The Emperor Constantine one day demonstrated this truth to one of his officers, to cure him of his inordinate love of money. He marked out with his sword on the surface of the ground a space six feet long and two feet wide, and then said to him: "This is all that finally remains for us, my friend ; why should we labor so much to gather riches ?"
Children, often think of this story when you have a desire for the riches and pleasures of the world. 'That is all that will remain to me in death." Remember, man is made for heaven, his eyes look towards heaven. Give a horse a bundle of hay, and a dog a piece of meat, and they are satisfied and wish for no more. The heart of man is made for love and union with God and will never find rest in sensual enjoyments. In spite of his millions the heart of the avaricious man feels disquieted.
A miser had hidden with care a large sum of money in the hollow of a rock. A father of a family, in despair at the want of his children, betook himself to that spot, with the intention of hanging himself with a rope he carried for that purpose. Of a sudden he felt the ground yielding beneath him, and he fell into the hollow which the miser had dug out. After recovering from his fall, he found the treasure hidden there, and took it off as a present from heaven. Later on the miser came to contemplate his gold; finding it gone, he hanged himself with the rope the other had left behind him.
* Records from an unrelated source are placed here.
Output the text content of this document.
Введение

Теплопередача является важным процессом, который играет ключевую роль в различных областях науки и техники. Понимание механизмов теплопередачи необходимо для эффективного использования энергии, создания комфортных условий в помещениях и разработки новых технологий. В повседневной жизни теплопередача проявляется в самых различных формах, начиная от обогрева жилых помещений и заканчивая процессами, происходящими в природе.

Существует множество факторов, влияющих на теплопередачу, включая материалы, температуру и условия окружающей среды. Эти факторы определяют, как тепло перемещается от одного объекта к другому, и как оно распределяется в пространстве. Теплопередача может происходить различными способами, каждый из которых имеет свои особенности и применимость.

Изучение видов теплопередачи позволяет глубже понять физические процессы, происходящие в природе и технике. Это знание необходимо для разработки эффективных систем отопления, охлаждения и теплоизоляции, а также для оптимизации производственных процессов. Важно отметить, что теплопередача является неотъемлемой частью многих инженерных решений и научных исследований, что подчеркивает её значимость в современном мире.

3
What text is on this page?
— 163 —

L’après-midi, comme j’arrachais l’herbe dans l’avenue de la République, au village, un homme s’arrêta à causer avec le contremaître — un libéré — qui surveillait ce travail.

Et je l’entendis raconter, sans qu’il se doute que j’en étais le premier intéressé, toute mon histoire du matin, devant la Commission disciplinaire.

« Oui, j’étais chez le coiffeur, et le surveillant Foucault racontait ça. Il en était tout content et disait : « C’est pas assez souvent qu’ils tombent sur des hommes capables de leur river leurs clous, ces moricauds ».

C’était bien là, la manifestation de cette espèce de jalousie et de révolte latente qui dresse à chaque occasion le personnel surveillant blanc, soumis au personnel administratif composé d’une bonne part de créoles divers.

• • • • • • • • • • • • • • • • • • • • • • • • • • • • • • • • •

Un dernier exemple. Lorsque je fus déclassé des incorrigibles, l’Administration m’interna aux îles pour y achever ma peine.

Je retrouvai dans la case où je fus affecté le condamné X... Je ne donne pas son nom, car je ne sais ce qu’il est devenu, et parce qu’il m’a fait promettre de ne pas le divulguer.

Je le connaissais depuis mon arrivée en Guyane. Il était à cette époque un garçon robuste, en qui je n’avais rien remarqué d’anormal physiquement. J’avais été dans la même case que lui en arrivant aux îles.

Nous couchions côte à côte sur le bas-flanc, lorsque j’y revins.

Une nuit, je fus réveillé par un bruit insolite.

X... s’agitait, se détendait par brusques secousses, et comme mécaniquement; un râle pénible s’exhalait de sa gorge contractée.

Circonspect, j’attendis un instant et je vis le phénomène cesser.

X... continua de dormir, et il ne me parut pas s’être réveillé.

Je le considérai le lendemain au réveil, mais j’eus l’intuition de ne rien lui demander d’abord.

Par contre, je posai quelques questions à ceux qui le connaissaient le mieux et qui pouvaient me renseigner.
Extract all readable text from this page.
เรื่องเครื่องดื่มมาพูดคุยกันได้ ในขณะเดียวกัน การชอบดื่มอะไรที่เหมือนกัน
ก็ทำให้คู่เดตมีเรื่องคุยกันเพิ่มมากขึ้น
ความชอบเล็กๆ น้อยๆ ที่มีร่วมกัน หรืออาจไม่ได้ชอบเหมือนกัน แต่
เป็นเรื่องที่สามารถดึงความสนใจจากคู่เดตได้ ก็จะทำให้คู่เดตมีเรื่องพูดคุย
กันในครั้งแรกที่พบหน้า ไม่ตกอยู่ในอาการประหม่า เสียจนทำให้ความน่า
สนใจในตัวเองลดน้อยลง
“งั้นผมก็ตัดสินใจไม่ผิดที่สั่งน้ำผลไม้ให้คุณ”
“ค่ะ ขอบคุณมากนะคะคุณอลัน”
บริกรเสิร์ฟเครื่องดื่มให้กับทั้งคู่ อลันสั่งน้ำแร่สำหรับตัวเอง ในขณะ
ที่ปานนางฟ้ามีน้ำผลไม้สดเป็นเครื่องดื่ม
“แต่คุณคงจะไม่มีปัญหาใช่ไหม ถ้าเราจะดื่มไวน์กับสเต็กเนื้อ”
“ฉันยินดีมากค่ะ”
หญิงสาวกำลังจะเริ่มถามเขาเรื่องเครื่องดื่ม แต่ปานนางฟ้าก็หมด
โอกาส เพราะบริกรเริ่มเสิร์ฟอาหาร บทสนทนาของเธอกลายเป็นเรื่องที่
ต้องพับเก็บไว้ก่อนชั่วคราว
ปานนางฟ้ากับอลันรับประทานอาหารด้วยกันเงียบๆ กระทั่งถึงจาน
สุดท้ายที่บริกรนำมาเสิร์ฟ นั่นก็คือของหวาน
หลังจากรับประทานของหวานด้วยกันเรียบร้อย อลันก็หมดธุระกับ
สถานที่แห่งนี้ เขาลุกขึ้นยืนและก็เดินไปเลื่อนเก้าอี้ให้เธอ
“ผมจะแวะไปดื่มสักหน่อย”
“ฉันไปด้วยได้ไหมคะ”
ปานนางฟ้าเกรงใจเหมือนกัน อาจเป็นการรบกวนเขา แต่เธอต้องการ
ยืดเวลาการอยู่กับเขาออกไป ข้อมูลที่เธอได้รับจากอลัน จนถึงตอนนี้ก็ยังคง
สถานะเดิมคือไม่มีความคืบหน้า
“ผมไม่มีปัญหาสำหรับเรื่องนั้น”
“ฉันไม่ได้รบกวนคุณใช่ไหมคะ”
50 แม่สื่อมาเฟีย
My dear boys and girls, as Christians and followers of Jesus Christ, we must consider that when He came down from heaven upon earth that He would not possess any riches, which you so greedily desire; nay, He loved poverty so much that He chose to be born of a poor and lowly virgin, and not of a rich princess of the earth. When He came into the world He would not live in a magnificent palace, but in a miserable manger where rough straw touched His tender body. Moderate your desires for earthly goods which are vain and frail. Your divine Judge will ask you what you have done for heaven, not what you possessed of the goods of this world. Endeavor to be rich in virtues and good works; these are true treasures, far more precious than all the gold and silver of the world.